In the case of Fortis Bank, Credient will allow the bank’s global trading operation to calculate the aggregate counterparty credit exposures on the roughly 100,000 deals per month that pass through Fortis.


AMore technology news...

Northern Trust, a Chicago-based securities custodian, has launched an online investment monitoring tool for institutional investors, which predicts the effect of certain events on different asset classes. The product, Event Analyst, lets investors set price limits on different assets; if those limits are broken investors are automatically notified by email.

US investment firm T Rowe Price has announced it is to roll out Charles River’s Investment Management System (IMS) to its 75 fixed-income dealers across six trading desks at its Baltimore and London offices.

Fitch Risk has launched Internal Ratings Validation Service to help financial institutions work out how their internal credit ratings match up with external independent ratings. This will allow financial services firms to use their internal ratings to calculate regulatory capital requirements under the new Basel II bank regulation guidelines.

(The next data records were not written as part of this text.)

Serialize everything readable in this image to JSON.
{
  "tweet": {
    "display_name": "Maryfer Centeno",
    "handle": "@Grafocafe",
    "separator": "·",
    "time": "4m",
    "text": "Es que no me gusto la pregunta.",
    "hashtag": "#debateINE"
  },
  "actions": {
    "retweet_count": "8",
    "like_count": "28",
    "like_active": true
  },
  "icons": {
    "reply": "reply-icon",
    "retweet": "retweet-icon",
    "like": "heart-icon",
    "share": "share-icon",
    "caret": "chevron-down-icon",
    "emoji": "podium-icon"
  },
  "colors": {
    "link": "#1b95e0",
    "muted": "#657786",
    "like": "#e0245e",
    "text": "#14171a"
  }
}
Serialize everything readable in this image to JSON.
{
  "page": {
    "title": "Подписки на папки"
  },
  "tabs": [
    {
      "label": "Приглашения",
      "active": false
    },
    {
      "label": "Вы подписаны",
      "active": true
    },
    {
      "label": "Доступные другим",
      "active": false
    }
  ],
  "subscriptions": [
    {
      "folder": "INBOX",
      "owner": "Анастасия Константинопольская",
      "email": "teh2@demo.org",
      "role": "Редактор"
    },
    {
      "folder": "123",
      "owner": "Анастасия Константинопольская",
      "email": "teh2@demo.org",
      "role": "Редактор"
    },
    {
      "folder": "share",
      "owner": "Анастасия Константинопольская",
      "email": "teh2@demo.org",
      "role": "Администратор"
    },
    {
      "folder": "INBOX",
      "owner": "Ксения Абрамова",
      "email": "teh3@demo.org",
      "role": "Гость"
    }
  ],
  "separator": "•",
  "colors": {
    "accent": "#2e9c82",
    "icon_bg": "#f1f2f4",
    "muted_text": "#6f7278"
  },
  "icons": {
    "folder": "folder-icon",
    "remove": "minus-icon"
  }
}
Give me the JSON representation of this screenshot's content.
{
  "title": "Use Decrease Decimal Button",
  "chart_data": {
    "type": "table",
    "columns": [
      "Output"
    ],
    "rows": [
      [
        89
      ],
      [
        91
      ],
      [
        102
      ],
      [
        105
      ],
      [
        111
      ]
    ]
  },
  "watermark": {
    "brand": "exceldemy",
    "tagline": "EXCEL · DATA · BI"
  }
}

Thomson Financial has added new issues and syndicated loan data to its Thomson One Banker-Deals, an online database of bond, equity, syndicated loan, M&A, and project finance deals.

European Commission Capital Adequacy Directive (CAD3) consultation paper, which outlines the implementation of the Basel II Accord into EU legislation, may require European asset managers to hold significantly more capital than they currently do, according to a Basel II impact study published by risk management consultants Mercer. Oliver Wyman.